Gündem

"Unutmak yok, affetmek yok, helalleşmek yok!"

6 Şubat 2023'te meydana gelen ve 11 ili etkileyen depremlerde yaşamını yitirenler unutulmadı. Hatay'ın Antakya ve İskenderun ilçelerinde bir araya gelen yurttaşlar, depremde yaşamını yitiren yakınlarını, komşularını andı ve depremin ardından yaşadıkları zorluklara dikkat çekti.

6 Şubat Platformu adına Seda Yüce'nin okuduğu açıklamada şu ifadelere yer verildi:

"SEVDİKLERİMİZİ, EVLERİMİZİ, MEMLEKETİMİZİ KAYBETTİK"

"6 Şubat 2023’te 11 ili etkileyen depremlerle yaşamlarımızı, sevdiklerimizi, işlerimizi, evlerimizi, memleketimizi kaybettik. Ardından günlerce gelmeyen arama kurtarma ekipleri, çöken sağlık sistemi,hastanelerin büyük hasar alması ve ambulansa dahi ulaşamayışımızla binlerce canımız enkaz altında kaldı. Kenti sağır eden ve yardım bekleyen acı çığlıklarımıza kulak tıkayarak bizleri  yalnız ve çaresiz bıraktıkları o günler hafızalarımızda ilk günkü diriliğind

Memleketimiz depremden en çok etkilenen  yıkım ve ölümün en çok yaşandığı kent olmuştur. Devletin bir afet planının olmamasını,seçim  dönemleri yapılan imar afları ile ruhsatsız kaçak binalara göz yummasını ve ilgili bilim insanlarının,meslek odalarının raporları ile uyarılarına rağmen  depremlere dair hiçbir önlem almamış olmasını unutmadık,unutturmayacağız!

Bugün itibarıyla depremlerin üzerinden tam iki yıl geçmiş oluyor. Hatay halkı olarak bizler,ilk günden bugüne taşından toprağına,havasından suyuna terk edilmiş memleketimizde yaşamaya çalışıyoruz. İki yıldır eğitimden sağlığa, hukuki haklarımızdan temel ihtiyaçlarımıza, barınmadan ulaşıma, altyapı ve üst yapı sorunlarına kadar her alanda büyük sorunlarla mücadele ediyoruz.

"İNSANCA YAŞAM KOŞULLARINDAN UZAK KONTEYNERLERDE YAŞAMAK İSTEMİYORUZ"

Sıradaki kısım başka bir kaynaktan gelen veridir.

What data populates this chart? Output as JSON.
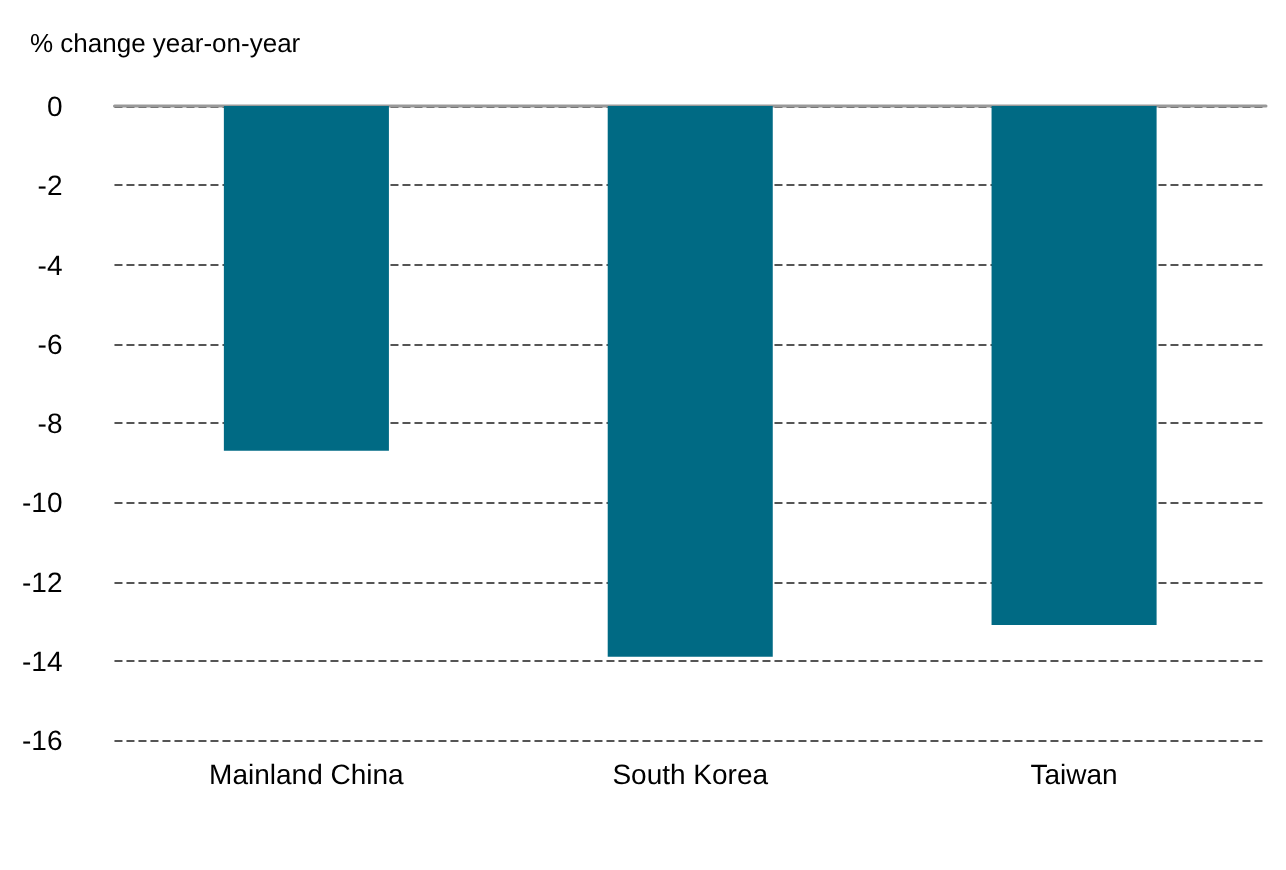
{
  "chart_data": {
    "type": "bar",
    "ylabel": "% change year-on-year",
    "categories": [
      "Mainland China",
      "South Korea",
      "Taiwan"
    ],
    "values": [
      -8.7,
      -13.9,
      -13.1
    ],
    "color": "#006a84",
    "ylim": [
      -16,
      0
    ],
    "yticks": [
      -16,
      -14,
      -12,
      -10,
      -8,
      -6,
      -4,
      -2,
      0
    ],
    "grid": "y"
  }
}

Kalıcı konutlarımızın bir yıl içinde teslim edileceği söylenmişken bizler hâlâ 21 metrekarelik teneke kutularına mahkum ediliyoruz. Toplu yaşamın getirdiği hijyen sorunları, elektrik ve su kesintileri  yaşamlarımızı dayanılmaz hale getiriyor. Birçok konteyner çürümüş durumda. Nitelikli geçici barınma talebimizi sağır sultan duymuş, merkezi ve yerel iktidar duymamıştır. İnsanca yaşam koşullarından çok uzak konteynerlerde yaşamak istemiyoruz!

Günlerce süren elektrik ve su kesintileri, internete erişememe, yolların durumu, beton mikserleri ve hafriyat kamyonlarının sebep olduğu trafik kazaları, kaldırımların onarılmaması yalnızca konteyner kentlerde yaşayanların değil bütün Hatay halkının terk edildiği manzaranın can alıcı noktaları.

Deprem sonrası Hatay’da sağlık hizmetleri ciddi yapısal sorunlarla karşı karşıyadır. Yıkılan Aile Sağlığı Merkezlerinin yerine yeterli sayıda yeni bina inşa edilmemesi nedeniyle, birinci basamak sağlık hizmetleri yetersiz altyapıya sahip konteyner ASM’lerde sunulmaya devam etmektedir. Sağlık personeli eksikliği, ulaşım ve barınma gibi temel sorunlarla birleşerek hizmet sunumundaki aksaklıkları derinleştirmektedir.

İkinci ve üçüncü basamak sağlık hizmetlerinde ise yatak kapasitesinin yetersizliği, uzman hekim eksikliği ve tıbbi malzeme temininde yaşanan aksaklıklar devam etmektedir. Artan hava kirliliği ve kötüleşen çevresel koşullar halk sağlığı açısından ciddi riskler oluştururken, bebek ölümleri ve beslenme yetersizliğine bağlı büyüme gerilikleri önemli bir sağlık sorunu haline gelmiştir.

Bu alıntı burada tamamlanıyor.